Tag Archives: wildlife

Bird Box with baby blue tit inside

Wildlife in May

Wildlife in May

The beauty of May and it’s wildlife

A bee inside a flower

May holds a place in everyone’s heart- if it isn’t the excitement of the new leaves and greenery, the colours of the fresh flowers or the promise of warmer weather then it must be the birdsong and buzzing of bees that epitomises May. Make sure that whilst you give your garden all the TLC that it may have missed out on over the winter that you don’t neglect the wildlife as it is the whole ecosystem that gives May the feeling that we all love.


Looking out for wildlife and how to help

Bird feeder with a garden robin perching on the edge

A little garden Robin feeding from a bird feeder.

  • – Check your hedges and shrubs for nesting birds before you trim them
  • – Maybe give your bird bath a spring clean.
  • – Making sure that your garden offers clean drinking water and food will attract birds who are trying to feed their young at this point, for this reason we recommend not filling the bird feeders with anything too large such as peanuts (which can act as a choking hazard for baby birds)
  • – Also regularly cleaning the bird feeder to avoid the risk of bird pox.
  • – To really offer birds a luxury stay in your garden it is nice to also provide nesting material, for example fur from any long haired pets will be gratefully picked up or hair from your hairbrush, so just ball it up and leave it on the lawn or in a fat ball holder.

Night time Wildlife

The beauty of May’s wildlife seeps into night time and bat watching at dusk can be a great activity.  Unfortunately the bat population is coming under threat in the UK due to loss of habitat and pollution yet encouraging bats to come to your garden can benefit you as they feed off several unwanted insects such as mosquitoes and midges.
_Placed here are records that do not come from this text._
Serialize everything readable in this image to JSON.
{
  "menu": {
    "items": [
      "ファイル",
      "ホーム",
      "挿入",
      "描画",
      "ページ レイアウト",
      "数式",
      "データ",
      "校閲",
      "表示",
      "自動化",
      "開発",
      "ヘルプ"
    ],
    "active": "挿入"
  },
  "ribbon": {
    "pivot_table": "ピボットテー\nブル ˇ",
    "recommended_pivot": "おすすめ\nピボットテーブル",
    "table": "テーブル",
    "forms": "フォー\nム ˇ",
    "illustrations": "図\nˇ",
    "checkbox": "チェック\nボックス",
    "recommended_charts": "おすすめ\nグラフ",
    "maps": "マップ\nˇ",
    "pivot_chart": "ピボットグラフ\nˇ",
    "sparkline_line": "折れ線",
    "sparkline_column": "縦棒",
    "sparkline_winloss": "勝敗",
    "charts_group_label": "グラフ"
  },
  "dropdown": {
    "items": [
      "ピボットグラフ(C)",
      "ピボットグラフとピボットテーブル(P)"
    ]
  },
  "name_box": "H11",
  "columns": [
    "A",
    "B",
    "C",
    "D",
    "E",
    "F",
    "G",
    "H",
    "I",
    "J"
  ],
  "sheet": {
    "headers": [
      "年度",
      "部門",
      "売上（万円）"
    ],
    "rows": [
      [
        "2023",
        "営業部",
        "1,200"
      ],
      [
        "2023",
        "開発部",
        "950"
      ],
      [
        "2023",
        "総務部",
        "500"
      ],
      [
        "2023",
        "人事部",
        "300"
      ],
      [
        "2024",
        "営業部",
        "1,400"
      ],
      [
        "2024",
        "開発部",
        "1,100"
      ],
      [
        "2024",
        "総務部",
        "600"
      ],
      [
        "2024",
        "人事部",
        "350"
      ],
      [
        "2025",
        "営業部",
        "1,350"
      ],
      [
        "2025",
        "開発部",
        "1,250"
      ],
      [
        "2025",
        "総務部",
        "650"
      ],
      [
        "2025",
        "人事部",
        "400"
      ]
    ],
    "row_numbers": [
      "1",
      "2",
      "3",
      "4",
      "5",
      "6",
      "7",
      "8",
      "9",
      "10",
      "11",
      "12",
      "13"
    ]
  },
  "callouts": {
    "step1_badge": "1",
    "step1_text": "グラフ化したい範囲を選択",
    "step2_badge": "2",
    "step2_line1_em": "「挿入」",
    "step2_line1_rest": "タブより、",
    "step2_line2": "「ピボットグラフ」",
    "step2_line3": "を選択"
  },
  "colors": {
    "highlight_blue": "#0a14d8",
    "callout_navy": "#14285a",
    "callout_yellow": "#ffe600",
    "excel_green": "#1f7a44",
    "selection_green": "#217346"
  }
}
Encourage bats by turning off your garden lights when they’re not in use, growing some plants that will attract moths overnight and by avoiding using pesticides where possible. If you want to build a bat box, the best placement for these is somewhere undisturbed and with some sun as bats love warm places.

Garden checklist

General garden checklist for May

We know it’s hard to keep on top of everything, especially when there is so much to do. To kick start a prosperous growing season this summer, we have compiled a handy garden checklist, full of tasks to get you going. Why not print it off and try to complete these little tasks throughout the month of May? Read up on our other blog posts for why and how to do many of these jobs.

Garden Checklist

⃝ Hoe off and hand weed frequently to stay on top of weed growth. Weed prevention is   better than cure so consider installing weed poof membranes and mulches to your borders.

⃝ Feed your lawn with a spring feed fertiliser.

⃝ Mow your lawn weekly and start to gradually reduce the height of the blades with each cut.

Prune early-flowering plants to promote next year’s growth.

⃝ Begin sowing any outdoor herbs that you will be growing as annuals.

⃝ Plant hanging baskets for summer, our centres are bulging with suitable pot and basket plants.

⃝ Plant summer bedding, make sure to harden off more tender summer annuals first and add slow release fertiliser when you plant out for best results

⃝ Don’t let cool temperatures fool you, regular watering is always necessary for new plants. Most pots dry out from wind/air flow.

⃝ Planting strawberries? Place straw under the plant to prevent contact with the damp soil leading to rotten fruits

⃝ If you are growing tall growing plants be sure to put supports in place before the plants grow too tall

⃝ Harvest fully grown rhubarb by pulling the stalks, take care not to harvest more than half at any time

⃝ Start harvesting any fully grown asparagus

⃝ Check for early aphids and begin pest control, think about insect mesh and slug and snail control for particularly vulnerable varieties.

⃝ Check for nesting birds before trimming and pruning hedges

⃝ Put up bird boxes for summer migrants to nest in

⃝ Top up birdfeeders to support tired bird parents whilst they feed their young.